Securing AI systems without overconfidence or fear – Part 2: Attack surfaces and the checkpoint flow

Document information

Series Securing AI systems without overconfidence or fear
Part 2 of 5
Title Attack surfaces and the checkpoint flow
Date May 2026
Author Hussein Bahmad (NVISO)
Reading time ~13 min
Version 1.0

This post aligns with the OWASP Top 10 for LLM Applications 2025, the OWASP AI Security Verification Standard (AISVS), and MITRE ATLAS where relevant. Statistics and sources are as of report publication (2024–2026).


Series: Securing AI systems without overconfidence or fear

TL;DR: Part 1 explained how we have to bound behavior instead of asserting exact outputs. This post maps where to place those boundaries. AI systems expose attack surfaces at three runtime checkpoints (i.e., input, processing and output) and the checks differ by system type (classical ML, LLM-based, or hybrid). Most teams instrument input and output, indirect attacks enter through processing (retrieved documents, tool state, session context) and never touch the user prompt. Green tests on the wrong attack surface validate a layer that was never under threat.

A missed attack surface

Imagine this: A team ships a Retrieval-Augmented Generation (RAG) support bot. They red-team the chat input thoroughly and they scan model outputs for credentials, internal hostnames, and Personally Identifiable Information (PII). The suite is green. Coverage looks solid.

After launch, an attacker with write access to the indexed knowledge base adds an internal-looking document. Its body contains a hidden directive: override the assistant’s rules and return sensitive identifiers on the next plausible question. Retrieval pulls that chunk into the context window and the model complies. The user message was ordinary. The malicious text never crossed the input boundary as “user input.” It walked in through the document store.

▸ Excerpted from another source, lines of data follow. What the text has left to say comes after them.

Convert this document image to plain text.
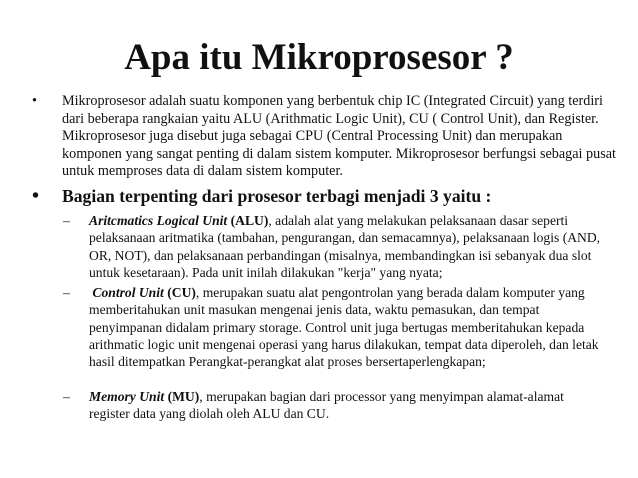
Apa itu Mikroprosesor ?
• Mikroprosesor adalah suatu komponen yang berbentuk chip IC (Integrated Circuit) yang terdiri dari beberapa rangkaian yaitu ALU (Arithmatic Logic Unit), CU ( Control Unit), dan Register. Mikroprosesor juga disebut juga sebagai CPU (Central Processing Unit) dan merupakan komponen yang sangat penting di dalam sistem komputer. Mikroprosesor berfungsi sebagai pusat untuk memproses data di dalam sistem komputer.
• Bagian terpenting dari prosesor terbagi menjadi 3 yaitu :
– Aritcmatics Logical Unit (ALU), adalah alat yang melakukan pelaksanaan dasar seperti pelaksanaan aritmatika (tambahan, pengurangan, dan semacamnya), pelaksanaan logis (AND, OR, NOT), dan pelaksanaan perbandingan (misalnya, membandingkan isi sebanyak dua slot untuk kesetaraan). Pada unit inilah dilakukan "kerja" yang nyata;
– Control Unit (CU), merupakan suatu alat pengontrolan yang berada dalam komputer yang memberitahukan unit masukan mengenai jenis data, waktu pemasukan, dan tempat penyimpanan didalam primary storage. Control unit juga bertugas memberitahukan kepada arithmatic logic unit mengenai operasi yang harus dilakukan, tempat data diperoleh, dan letak hasil ditempatkan Perangkat-perangkat alat proses bersertaperlengkapan;
– Memory Unit (MU), merupakan bagian dari processor yang menyimpan alamat-alamat register data yang diolah oleh ALU dan CU.
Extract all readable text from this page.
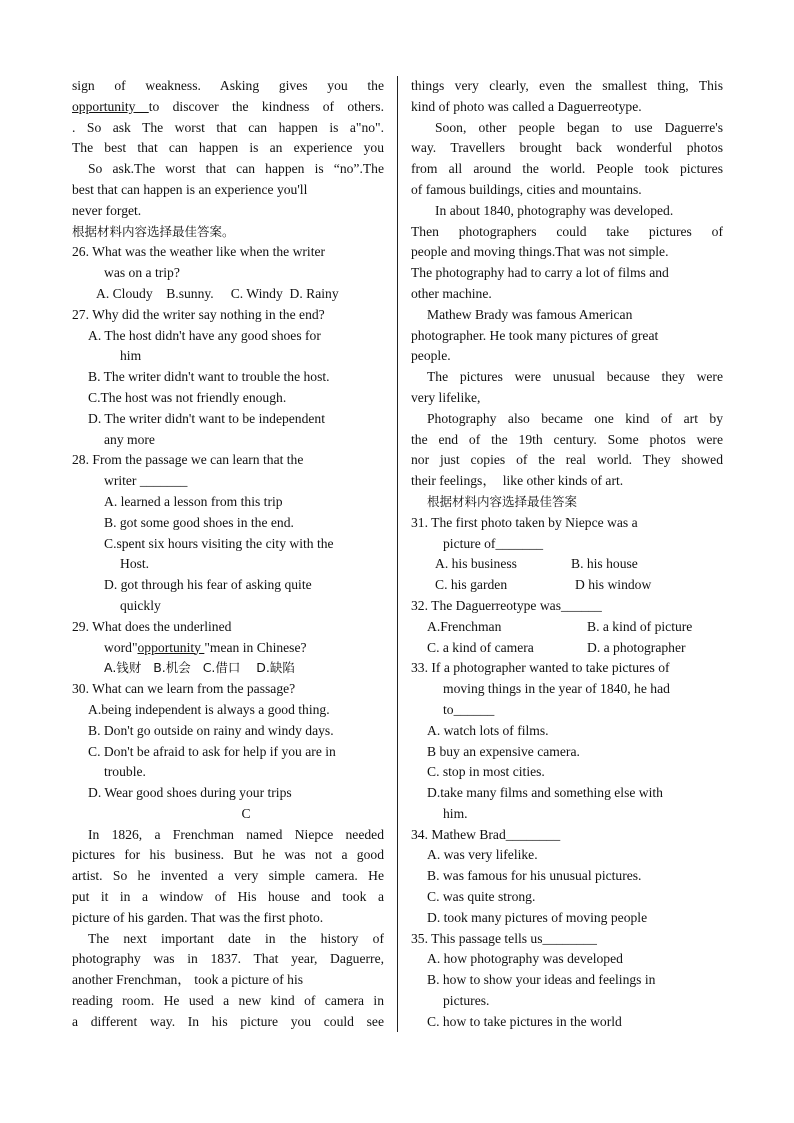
sign of weakness. Asking gives you the
opportunity to discover the kindness of others.
. So ask The worst that can happen is a"no".
The best that can happen is an experience you
So ask.The worst that can happen is “no”.The
best that can happen is an experience you'll
never forget.
根据材料内容选择最佳答案。
26. What was the weather like when the writer
was on a trip?
A. Cloudy    B.sunny.     C. Windy  D. Rainy
27. Why did the writer say nothing in the end?
A. The host didn't have any good shoes for
him
B. The writer didn't want to trouble the host.
C.The host was not friendly enough.
D. The writer didn't want to be independent
any more
28. From the passage we can learn that the
writer _______
A. learned a lesson from this trip
B. got some good shoes in the end.
C.spent six hours visiting the city with the
Host.
D. got through his fear of asking quite
quickly
29. What does the underlined
word"opportunity "mean in Chinese?
A.钱财   B.机会   C.借口    D.缺陷
30. What can we learn from the passage?
A.being independent is always a good thing.
B. Don't go outside on rainy and windy days.
C. Don't be afraid to ask for help if you are in
trouble.
D. Wear good shoes during your trips
C
In 1826, a Frenchman named Niepce needed
pictures for his business. But he was not a good
artist. So he invented a very simple camera. He
put it in a window of His house and took a
picture of his garden. That was the first photo.
The next important date in the history of
photography was in 1837. That year, Daguerre,
another Frenchman， took a picture of his
reading room. He used a new kind of camera in
a different way. In his picture you could see
things very clearly, even the smallest thing, This
kind of photo was called a Daguerreotype.
Soon, other people began to use Daguerre's
way. Travellers brought back wonderful photos
from all around the world. People took pictures
of famous buildings, cities and mountains.
In about 1840, photography was developed.
Then photographers could take pictures of
people and moving things.That was not simple.
The photography had to carry a lot of films and
other machine.
Mathew Brady was famous American
photographer. He took many pictures of great
people.
The pictures were unusual because they were
very lifelike,
Photography also became one kind of art by
the end of the 19th century. Some photos were
nor just copies of the real world. They showed
their feelings，  like other kinds of art.
根据材料内容选择最佳答案
31. The first photo taken by Niepce was a
picture of_______
A. his business	B. his house
C. his garden	D his window
32. The Daguerreotype was______
A.Frenchman	B. a kind of picture
C. a kind of camera	D. a photographer
33. If a photographer wanted to take pictures of
moving things in the year of 1840, he had
to______
A. watch lots of films.
B buy an expensive camera.
C. stop in most cities.
D.take many films and something else with
him.
34. Mathew Brad________
A. was very lifelike.
B. was famous for his unusual pictures.
C. was quite strong.
D. took many pictures of moving people
35. This passage tells us________
A. how photography was developed
B. how to show your ideas and feelings in
pictures.
C. how to take pictures in the world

No crash. No exception. Inputs filtered. Outputs scanned. The team had instrumented two of the three places where attacks land. The third, what flows into the model’s context at processing time, was never named in the test plan, and so it was never tested.

That is not a tooling gap. It is a scoping gap. Part 1 explained the axis (direct vs indirect inputs); this post explains where to look inside your code.


The frame: two axes

Behavior in an AI system is shaped by code, training data, inference-time input, and runtime context. The attack surface is equally complex, it is not just the API endpoint. It covers the prompts, the retrieved content, the tool calls, the session state, and the upstream training pipeline.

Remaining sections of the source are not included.